Un autre groupe important de journalistes attendait sur le trottoir de l’hôtel, mais un nombre de policiers encore plus considérable les empêcha de s’avancer. Pobjoy fit un signe amical aux journalistes et poussa Garrod dans le hall.

« Vous n’avez pas besoin de remplir une fiche, dit-il. Je me suis occupé de tous les détails et vos bagages vont être là dans un instant. »

Ils traversèrent le hall recouvert d’une épaisse moquette, grimpèrent au troisième étage en ascenseur et suivirent pendant quelques instants un long couloir, se dirigeant vers une grande pièce ensoleillée de couleur vert pâle qui semblait avoir été conçue pour accueillir les réunions du Rotary Club.
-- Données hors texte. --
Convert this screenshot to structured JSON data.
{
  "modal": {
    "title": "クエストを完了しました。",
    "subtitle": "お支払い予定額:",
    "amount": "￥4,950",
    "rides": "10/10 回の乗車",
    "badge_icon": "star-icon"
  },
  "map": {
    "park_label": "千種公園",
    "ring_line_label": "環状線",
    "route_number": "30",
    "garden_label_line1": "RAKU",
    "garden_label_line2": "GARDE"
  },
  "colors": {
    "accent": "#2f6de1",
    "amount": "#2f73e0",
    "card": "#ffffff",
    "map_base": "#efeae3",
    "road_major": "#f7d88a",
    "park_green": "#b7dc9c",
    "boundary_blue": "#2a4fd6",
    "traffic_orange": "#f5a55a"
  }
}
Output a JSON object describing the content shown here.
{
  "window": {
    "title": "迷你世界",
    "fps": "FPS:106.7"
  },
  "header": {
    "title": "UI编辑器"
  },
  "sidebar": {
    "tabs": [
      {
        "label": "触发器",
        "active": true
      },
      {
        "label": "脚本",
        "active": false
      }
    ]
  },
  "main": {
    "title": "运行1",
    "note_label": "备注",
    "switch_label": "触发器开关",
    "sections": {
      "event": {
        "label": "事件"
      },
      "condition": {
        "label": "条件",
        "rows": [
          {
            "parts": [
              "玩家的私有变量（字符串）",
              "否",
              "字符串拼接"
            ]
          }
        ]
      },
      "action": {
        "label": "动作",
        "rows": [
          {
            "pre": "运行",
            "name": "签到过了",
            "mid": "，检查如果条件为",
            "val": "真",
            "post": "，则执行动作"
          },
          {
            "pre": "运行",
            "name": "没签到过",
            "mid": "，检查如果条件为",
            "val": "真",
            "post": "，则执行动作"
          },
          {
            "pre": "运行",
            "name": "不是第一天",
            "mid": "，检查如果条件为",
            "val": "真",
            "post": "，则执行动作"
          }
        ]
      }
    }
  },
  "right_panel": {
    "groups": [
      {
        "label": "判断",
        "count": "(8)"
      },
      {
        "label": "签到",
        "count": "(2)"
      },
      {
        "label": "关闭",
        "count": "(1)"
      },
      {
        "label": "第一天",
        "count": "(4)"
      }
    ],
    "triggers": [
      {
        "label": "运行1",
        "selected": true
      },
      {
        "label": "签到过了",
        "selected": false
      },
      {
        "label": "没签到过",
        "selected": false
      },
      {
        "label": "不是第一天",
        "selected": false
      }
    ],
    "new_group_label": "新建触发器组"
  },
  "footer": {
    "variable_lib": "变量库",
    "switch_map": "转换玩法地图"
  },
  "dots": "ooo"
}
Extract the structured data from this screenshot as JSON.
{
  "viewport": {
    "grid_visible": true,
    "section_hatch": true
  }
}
Une table unique était dressée, qui comportait une vingtaine de places. Un bar avait été installé dans un coin et un certain nombre d’hommes ayant l’allure de politiciens et d’inspecteurs de police discutaient par petits groupes. Garrod aperçut aussitôt John Mannheim, qui paraissait quelque peu gêné d’être en civil.

Pobjoy alla chercher au bar une vodka-tonic qu’il tendit à Garrod, puis lui fit faire le tour de l’assemblée afin d’effectuer les présentations. Le seul nom qui frappa Garrod fut celui d’Horace Gilchrist, l’expert délégué par le F.B.I. ; c’était un homme au teint terreux, aux cheveux en brosse légèrement plus longs à l’avant, attentif comme quelqu’un qui aurait des difficultés d’audition mais qui ne voudrait cependant pas perdre un mot de la conversation. Garrod buvait son deuxième verre – bien tassé – et une atmosphère irréelle était en train de se former autour de lui au moment où il s’approcha de Mannheim.

Il prit le colonel à l’écart. « Que se passe-t-il ici, John ? J’ai l’impression de me trouver dans une charade.

— C’est exactement cela, Al.

— Que voulez-vous dire ? »

Une expression amusée se dessina sur le visage hâlé de pêcheur de Mannheim. « Rien du tout.

— Cela veut bien dire quelque chose, non ?

— Al, vous savez aussi bien que moi que ce n’est pas à ce niveau que les crimes sont tirés au clair…

— Le déjeuner est servi, messieurs, annonça Pobjoy en tapant sur son verre du dos de sa cuiller. Veuillez prendre place. »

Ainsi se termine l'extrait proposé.